Top baseball player to be honoured


Tags: Excerpts from the Windmill

COOPERSTOWN, NY – The Netherlands-born baseball player Rik Aalbert (Bert) Blyleven will be inducted into the Baseball Hall of Fame this upcoming summer. Blyleven who hails from the central Dutch city of Zeist, becomes the first Dutch-American player to be so honoured at the Hall of Fame.

Blyleven pitched in 22 seasons with the Minnesota Twins, Texas Rangers, Pittsburgh Pirates, Cleveland Indians and California Angels and compiled a 287-250 record with a 3.31 ERA, 242 complete games, 60 shutouts and 3,701 strikeouts in 4,969 1/3 innings. Often considered to have the toughest curveball of his time, Blyleven threw two different types, the “roundhouse” and the “overhand drop”, according to a Hall of Fame statement. “He gripped both like a fastball and used a balanced, full follow-through to get movement”.

In 1996 Blyleven became a commentator for the Minnesota Twins.
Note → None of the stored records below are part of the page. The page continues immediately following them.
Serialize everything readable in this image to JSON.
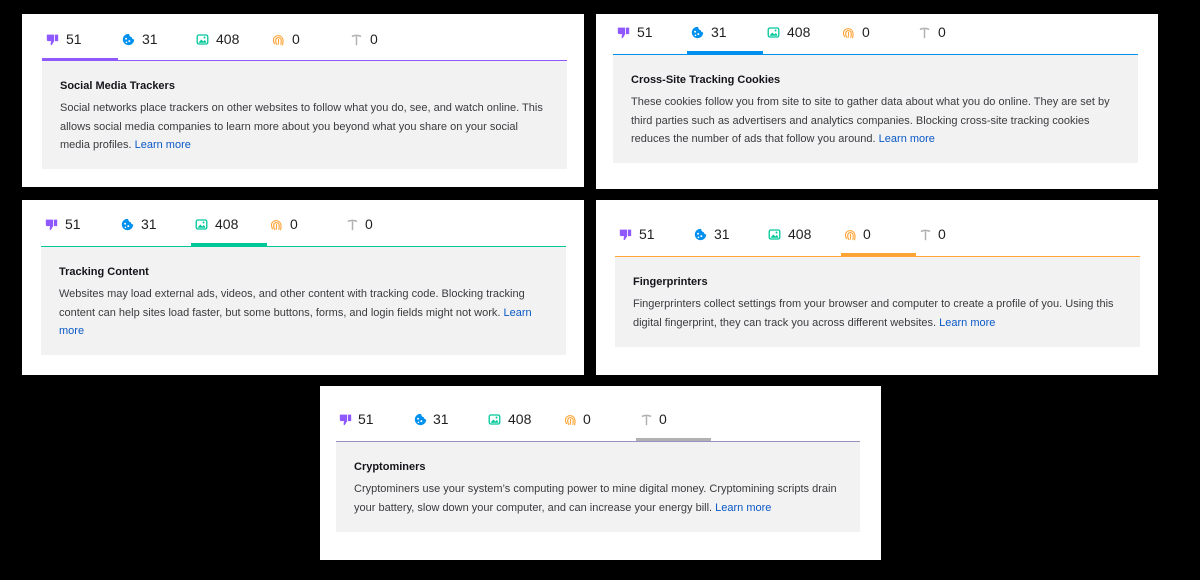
{
  "tab_counts": {
    "social_media_trackers": "51",
    "cross_site_cookies": "31",
    "tracking_content": "408",
    "fingerprinters": "0",
    "cryptominers": "0"
  },
  "colors": {
    "social": "#9059ff",
    "cookies": "#0090ed",
    "content": "#00c79a",
    "fingerprint": "#ffa436",
    "crypto": "#b1b1b3",
    "link": "#0a59c7"
  },
  "icons": {
    "social": "thumbs-down-icon",
    "cookies": "cookie-icon",
    "content": "image-icon",
    "fingerprint": "fingerprint-icon",
    "crypto": "pickaxe-icon"
  },
  "learn_more_label": "Learn more",
  "panels": [
    {
      "active_tab": "social",
      "title": "Social Media Trackers",
      "body": "Social networks place trackers on other websites to follow what you do, see, and watch online. This allows social media companies to learn more about you beyond what you share on your social media profiles."
    },
    {
      "active_tab": "cookies",
      "title": "Cross-Site Tracking Cookies",
      "body": "These cookies follow you from site to site to gather data about what you do online. They are set by third parties such as advertisers and analytics companies. Blocking cross-site tracking cookies reduces the number of ads that follow you around."
    },
    {
      "active_tab": "content",
      "title": "Tracking Content",
      "body": "Websites may load external ads, videos, and other content with tracking code. Blocking tracking content can help sites load faster, but some buttons, forms, and login fields might not work."
    },
    {
      "active_tab": "fingerprint",
      "title": "Fingerprinters",
      "body": "Fingerprinters collect settings from your browser and computer to create a profile of you. Using this digital fingerprint, they can track you across different websites."
    },
    {
      "active_tab": "crypto",
      "title": "Cryptominers",
      "body": "Cryptominers use your system’s computing power to mine digital money. Cryptomining scripts drain your battery, slow down your computer, and can increase your energy bill."
    }
  ]
}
Blyleven was a pitching coach for the Netherlands in the 2009 World Baseball Classic.

According to Professor Carl Pegels, who chronicles biographies of Dutch-Americans of note, Blyleven is a unique player, pointing out that “Bert Blyleven was and still is the only native Dutchman to have made a successful career, as measured by quality of play, in American professional baseball”.

Blyleven and his famous second baseman Roberto Alomar will be inducted into the Hall of Fame on July 24 at the Clark Sports Center in Cooperstown, N.Y., along with executive Pat Gillick.